Thursday, September 23, 2010

CARRABBA'S: An Italian Bathroom for an Italian Grill

Rating: 3/5 Flushes
Single / Multi person: Multi
Stats: 2 toilets, 2 urinals, 1 sense of Italian hospitality
Amenities: Fake ivy
Atmosphere: Italian?
Type of dressing most likely to be found in this bathroom: Italian
Quick note on the food: Good mussel sauce.  And bread.

It's hard to believe that in my 23 years of consuming food, I've never eaten at a Carrabba's (or played Scrabble, but that's a different story for another time).  Beyond the bathroom door, you'll find your typical setup but don't be fooled, the hospitality's all in the details.  Wander your way back to the spacious handicap stall (it's ok to spoil yourself once in a while) and admire the fixed slat door.
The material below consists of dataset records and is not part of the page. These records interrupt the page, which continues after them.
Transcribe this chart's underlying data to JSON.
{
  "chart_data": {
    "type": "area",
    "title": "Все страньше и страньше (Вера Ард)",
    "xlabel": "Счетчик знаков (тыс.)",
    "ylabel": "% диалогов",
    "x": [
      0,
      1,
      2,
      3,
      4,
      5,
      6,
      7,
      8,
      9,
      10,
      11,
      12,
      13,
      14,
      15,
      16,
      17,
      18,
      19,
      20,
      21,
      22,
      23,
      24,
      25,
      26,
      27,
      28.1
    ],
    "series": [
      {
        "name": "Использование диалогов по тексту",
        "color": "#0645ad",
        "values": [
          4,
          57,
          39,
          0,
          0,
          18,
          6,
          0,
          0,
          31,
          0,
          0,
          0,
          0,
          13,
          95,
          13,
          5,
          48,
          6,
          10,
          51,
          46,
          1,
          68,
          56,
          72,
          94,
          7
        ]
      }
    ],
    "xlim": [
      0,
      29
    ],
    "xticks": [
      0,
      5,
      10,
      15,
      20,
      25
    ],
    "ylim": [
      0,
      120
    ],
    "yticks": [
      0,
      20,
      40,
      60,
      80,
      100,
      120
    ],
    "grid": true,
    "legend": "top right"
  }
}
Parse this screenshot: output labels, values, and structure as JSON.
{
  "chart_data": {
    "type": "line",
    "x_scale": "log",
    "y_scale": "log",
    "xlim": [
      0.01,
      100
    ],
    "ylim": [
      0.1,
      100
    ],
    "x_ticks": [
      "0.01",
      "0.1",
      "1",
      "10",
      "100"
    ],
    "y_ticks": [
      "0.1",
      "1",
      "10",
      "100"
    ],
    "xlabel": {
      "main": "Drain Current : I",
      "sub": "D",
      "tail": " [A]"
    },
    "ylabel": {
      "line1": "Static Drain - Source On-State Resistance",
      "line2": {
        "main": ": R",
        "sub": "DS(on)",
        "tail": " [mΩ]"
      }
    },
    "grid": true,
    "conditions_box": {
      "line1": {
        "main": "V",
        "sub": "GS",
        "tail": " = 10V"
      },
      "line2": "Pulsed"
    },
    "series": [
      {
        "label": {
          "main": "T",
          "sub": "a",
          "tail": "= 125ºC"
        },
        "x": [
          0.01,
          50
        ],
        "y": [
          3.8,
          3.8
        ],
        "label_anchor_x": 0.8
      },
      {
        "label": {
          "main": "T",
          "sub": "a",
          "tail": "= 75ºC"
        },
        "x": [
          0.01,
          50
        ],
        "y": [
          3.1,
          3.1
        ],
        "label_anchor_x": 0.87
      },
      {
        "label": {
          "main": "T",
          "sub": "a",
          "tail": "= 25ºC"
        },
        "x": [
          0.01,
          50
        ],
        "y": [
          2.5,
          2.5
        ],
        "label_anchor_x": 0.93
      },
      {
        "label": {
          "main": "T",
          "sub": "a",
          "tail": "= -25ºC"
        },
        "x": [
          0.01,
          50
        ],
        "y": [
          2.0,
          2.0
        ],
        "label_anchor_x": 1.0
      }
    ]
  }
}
I don't know about you, but it's gotta be one of my all-time favorite kinds of slat doors.  You can see out.  But nobody can see in.  Unless they install it upside down.  In which case you should just hold it while you alert the authorities.

After doin your thing, you'll be pleasantly surprised when you reach for the tp.  Do you prefer top-feed toilet paper?  No problem, you got it.  Or do you prefer it the other way?  Aside from having a completely terrible preference in unrolling, you're in luck too.  That's right, Carrabba's took the liberty of providing you with BOTH styles of tp unrollability.  Thinking this might be just a fluke, I later checked the other stall and to my surprise, there it sat.  Another over/under combo.  Puntelli pazzo a Carrabba's.


Did your baby marsupial just mess its diaper?  Not a problem.


Finally, what Italian restaurant bathroom is complete without some fake ivy?  Throw in a naked armless statue and it's a done deal.  Plus 2 points for having ivy that's not just stenciled on the walls.  But minus points for it looking terrible.  And goodbye patriotic points altogether.